When I dealt with fly strike, after getting all the maggots out (it happened quickly; less than 6 hours from fine to maggot city on my poor girl!) I used Vetrycin to spray the wound to promote drying and rapid healing. It really worked very well. Make sure to trim any soiled and poofy feathers away from the wounds so that they don't dry and heal into it. "Dry and clean" is your mantra now... and of course, keeping any new flies off of her!
Have you seen any irregular eggs or weird laying behaviors by this hen? The reason my barred rock hen had fly strike is that she was suffering from peritonitis and had loose stools with occasional yolky infectious material being passed, which is what attracted the flies in the first place. Like your girl, she was acting well until one day she was droopy and had the fly strike, and started going off of food slowly as the pressure from her large infection was slowing down her GI tract. I only know all this because we had her to the vet a few times to try to save her and we got good x-ray and ultrasound images of what was happening. They flushed as much material from her oviduct as they could as an outpatient procedure, as she was already far progressed in the disease and wasn't a good surgery candidate.
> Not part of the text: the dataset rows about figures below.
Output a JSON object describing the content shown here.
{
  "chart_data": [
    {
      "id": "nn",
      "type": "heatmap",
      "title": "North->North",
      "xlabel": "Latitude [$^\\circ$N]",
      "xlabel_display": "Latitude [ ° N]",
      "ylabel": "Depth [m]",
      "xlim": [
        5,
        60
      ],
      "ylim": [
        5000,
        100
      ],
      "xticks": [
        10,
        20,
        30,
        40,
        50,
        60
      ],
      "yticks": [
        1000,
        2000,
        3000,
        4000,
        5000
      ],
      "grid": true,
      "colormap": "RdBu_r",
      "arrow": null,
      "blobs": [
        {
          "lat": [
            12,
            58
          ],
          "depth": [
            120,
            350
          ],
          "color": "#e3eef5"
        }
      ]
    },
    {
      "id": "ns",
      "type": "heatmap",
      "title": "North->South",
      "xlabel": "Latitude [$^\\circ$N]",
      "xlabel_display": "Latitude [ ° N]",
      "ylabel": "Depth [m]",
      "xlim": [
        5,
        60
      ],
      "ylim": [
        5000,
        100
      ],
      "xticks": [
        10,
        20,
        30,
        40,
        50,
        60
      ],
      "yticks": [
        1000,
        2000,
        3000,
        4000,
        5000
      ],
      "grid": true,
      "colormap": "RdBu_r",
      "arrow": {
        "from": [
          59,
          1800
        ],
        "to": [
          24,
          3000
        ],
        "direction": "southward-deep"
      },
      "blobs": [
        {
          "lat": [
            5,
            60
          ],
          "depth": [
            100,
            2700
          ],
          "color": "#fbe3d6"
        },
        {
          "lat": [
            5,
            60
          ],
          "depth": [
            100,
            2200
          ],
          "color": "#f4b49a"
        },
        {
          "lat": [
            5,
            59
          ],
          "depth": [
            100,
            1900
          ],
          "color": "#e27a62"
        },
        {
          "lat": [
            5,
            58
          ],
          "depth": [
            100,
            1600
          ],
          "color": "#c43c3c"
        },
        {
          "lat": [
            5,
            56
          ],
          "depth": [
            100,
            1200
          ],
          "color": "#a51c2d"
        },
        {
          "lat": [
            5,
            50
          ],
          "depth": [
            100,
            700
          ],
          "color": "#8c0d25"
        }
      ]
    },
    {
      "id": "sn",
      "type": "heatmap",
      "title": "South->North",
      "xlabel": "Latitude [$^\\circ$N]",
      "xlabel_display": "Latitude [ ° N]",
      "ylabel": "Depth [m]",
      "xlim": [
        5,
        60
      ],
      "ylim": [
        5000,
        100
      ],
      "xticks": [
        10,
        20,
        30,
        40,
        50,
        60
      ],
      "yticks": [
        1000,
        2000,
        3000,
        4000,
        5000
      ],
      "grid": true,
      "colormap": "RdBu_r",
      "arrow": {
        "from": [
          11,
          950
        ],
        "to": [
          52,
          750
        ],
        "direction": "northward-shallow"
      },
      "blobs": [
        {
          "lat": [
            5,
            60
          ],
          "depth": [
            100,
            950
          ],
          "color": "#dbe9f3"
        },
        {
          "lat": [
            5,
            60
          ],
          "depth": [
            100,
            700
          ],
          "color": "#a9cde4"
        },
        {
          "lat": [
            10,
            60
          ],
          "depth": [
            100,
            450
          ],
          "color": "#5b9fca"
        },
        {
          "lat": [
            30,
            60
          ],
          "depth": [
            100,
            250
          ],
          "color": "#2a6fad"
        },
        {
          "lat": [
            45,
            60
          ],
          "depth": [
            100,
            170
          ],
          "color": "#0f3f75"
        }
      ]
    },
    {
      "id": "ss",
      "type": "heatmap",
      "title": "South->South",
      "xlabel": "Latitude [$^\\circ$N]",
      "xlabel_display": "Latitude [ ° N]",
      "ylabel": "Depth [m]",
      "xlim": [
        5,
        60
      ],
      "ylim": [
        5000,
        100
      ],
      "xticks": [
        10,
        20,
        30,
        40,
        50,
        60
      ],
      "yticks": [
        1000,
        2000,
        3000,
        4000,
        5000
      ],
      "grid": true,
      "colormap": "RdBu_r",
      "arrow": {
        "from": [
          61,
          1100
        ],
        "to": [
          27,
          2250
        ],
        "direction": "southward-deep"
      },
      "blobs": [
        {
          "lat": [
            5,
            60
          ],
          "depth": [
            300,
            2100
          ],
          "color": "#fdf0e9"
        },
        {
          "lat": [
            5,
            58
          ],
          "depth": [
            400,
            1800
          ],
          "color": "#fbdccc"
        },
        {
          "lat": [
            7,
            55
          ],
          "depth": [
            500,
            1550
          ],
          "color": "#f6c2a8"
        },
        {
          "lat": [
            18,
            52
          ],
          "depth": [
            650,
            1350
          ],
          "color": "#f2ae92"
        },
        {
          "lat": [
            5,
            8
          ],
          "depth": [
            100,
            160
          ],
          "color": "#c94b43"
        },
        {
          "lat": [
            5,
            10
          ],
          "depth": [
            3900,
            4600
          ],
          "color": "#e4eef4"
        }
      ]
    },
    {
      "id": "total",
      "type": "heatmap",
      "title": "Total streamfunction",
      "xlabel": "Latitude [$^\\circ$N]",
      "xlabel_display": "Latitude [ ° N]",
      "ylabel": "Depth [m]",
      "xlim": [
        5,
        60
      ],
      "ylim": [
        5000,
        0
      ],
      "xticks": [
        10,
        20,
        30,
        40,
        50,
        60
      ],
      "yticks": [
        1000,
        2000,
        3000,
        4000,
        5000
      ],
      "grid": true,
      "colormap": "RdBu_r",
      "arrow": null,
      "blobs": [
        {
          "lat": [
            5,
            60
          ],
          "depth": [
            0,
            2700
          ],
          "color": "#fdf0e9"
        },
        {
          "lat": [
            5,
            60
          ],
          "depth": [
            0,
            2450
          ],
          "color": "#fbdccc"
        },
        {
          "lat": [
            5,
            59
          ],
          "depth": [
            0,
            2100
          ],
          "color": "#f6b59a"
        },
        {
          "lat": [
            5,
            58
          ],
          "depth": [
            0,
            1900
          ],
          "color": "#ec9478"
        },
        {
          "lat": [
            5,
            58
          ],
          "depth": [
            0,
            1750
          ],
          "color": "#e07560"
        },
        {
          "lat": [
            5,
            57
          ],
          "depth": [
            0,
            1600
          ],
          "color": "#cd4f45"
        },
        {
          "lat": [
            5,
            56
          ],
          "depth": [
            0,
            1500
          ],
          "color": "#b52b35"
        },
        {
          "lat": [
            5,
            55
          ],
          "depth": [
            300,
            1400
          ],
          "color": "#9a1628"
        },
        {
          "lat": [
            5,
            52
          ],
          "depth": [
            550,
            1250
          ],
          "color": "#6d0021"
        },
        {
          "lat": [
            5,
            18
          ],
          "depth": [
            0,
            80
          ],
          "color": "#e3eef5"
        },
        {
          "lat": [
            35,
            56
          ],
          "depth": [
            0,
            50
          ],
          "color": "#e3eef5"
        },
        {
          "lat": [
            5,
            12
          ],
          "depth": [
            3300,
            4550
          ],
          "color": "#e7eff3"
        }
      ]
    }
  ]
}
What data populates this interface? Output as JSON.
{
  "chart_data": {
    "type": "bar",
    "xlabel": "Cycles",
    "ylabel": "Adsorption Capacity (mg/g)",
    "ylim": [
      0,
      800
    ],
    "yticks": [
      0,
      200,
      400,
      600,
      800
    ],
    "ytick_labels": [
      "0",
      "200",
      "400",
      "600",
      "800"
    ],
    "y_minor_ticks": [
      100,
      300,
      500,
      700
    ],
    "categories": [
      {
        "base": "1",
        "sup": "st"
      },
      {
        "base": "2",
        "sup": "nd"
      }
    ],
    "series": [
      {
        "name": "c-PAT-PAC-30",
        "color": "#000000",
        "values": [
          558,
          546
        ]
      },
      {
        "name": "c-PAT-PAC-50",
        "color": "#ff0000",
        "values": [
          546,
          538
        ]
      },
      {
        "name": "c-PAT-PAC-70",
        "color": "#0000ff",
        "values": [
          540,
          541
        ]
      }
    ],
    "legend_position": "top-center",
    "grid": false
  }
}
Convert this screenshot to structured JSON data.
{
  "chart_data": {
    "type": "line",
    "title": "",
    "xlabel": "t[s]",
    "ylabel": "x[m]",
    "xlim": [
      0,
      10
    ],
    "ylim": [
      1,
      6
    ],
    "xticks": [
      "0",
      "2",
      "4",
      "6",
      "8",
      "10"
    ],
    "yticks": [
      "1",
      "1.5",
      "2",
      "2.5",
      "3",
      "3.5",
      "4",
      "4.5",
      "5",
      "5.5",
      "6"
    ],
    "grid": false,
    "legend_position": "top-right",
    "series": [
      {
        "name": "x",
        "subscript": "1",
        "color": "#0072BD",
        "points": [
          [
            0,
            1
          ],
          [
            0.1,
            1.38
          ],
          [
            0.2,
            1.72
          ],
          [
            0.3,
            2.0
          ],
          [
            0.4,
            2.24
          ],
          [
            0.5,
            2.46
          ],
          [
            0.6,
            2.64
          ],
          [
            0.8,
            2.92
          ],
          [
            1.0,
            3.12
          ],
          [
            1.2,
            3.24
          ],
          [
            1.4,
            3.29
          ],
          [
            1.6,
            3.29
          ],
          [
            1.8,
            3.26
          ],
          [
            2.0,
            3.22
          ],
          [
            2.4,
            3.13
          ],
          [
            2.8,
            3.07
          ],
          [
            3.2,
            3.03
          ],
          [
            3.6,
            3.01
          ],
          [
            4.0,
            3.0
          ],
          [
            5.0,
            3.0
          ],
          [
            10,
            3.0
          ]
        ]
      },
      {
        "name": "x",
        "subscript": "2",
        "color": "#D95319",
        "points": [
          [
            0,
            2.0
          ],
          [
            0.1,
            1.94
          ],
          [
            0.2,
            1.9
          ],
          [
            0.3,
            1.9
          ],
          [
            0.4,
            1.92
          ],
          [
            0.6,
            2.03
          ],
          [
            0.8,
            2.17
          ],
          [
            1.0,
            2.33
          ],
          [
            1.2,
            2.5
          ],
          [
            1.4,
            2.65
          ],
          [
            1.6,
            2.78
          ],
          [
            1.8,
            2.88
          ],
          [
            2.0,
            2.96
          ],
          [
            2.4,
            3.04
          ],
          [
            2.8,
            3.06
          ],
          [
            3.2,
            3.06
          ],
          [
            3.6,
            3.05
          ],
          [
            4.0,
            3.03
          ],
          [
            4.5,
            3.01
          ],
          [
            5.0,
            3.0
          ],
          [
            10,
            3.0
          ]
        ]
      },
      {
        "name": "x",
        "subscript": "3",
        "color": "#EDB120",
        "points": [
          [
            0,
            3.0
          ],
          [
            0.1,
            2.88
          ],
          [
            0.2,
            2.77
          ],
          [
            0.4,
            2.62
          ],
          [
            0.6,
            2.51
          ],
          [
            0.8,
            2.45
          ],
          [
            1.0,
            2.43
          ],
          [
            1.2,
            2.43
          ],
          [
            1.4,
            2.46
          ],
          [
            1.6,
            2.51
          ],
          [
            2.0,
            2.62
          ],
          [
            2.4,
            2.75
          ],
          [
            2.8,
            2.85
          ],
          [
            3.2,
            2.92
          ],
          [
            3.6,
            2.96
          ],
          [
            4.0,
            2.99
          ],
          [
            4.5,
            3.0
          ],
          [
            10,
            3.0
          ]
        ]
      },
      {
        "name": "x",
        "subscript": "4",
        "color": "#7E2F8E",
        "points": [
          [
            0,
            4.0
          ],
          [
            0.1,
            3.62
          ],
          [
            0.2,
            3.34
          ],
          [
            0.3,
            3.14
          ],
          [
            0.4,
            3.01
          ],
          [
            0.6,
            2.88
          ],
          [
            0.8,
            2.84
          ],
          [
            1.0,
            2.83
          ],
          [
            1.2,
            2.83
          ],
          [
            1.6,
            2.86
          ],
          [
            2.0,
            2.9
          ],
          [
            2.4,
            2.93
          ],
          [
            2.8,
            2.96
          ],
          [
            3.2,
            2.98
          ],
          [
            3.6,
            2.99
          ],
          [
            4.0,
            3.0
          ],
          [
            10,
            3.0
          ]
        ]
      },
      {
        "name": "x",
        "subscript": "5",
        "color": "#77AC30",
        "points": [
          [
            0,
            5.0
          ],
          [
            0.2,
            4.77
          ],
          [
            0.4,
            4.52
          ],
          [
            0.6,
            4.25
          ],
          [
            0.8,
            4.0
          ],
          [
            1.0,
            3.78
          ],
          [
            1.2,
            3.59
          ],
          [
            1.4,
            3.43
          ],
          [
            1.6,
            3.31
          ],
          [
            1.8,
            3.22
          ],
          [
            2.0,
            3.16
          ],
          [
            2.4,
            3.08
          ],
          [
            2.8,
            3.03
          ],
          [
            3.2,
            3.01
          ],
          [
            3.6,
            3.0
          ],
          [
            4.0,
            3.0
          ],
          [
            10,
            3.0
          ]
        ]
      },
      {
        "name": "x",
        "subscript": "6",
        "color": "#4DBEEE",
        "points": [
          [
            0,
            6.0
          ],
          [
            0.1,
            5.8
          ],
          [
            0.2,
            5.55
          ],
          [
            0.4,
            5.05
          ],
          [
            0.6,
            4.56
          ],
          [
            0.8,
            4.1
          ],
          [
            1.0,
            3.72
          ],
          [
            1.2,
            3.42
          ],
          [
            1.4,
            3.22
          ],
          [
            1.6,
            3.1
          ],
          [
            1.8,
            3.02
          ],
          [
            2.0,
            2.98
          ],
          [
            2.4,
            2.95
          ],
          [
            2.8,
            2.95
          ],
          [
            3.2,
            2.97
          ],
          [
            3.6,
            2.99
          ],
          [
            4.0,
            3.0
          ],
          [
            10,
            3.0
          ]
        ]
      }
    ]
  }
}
Sadly we had to euthanize her several months later when she could not longer pass food through her system and was starting to suffer.
I am not offering a diagnosis for your hen, but the fly strike, plus being in the nest box when it happened, and her going off of food is worrisome. Do you have another hen of similar age/size/breed that you could compare her to? If so, you can try gently palpating and feeling her abdomen (her big "booty" behind the end of her keel bone) and comparing it to another hen in your flock. You will be feeling for the sensation of "fullness" or hard, or lumpy material in her. It's a hard thing to explain, but her body will often just feel more "full" than a healthy bird.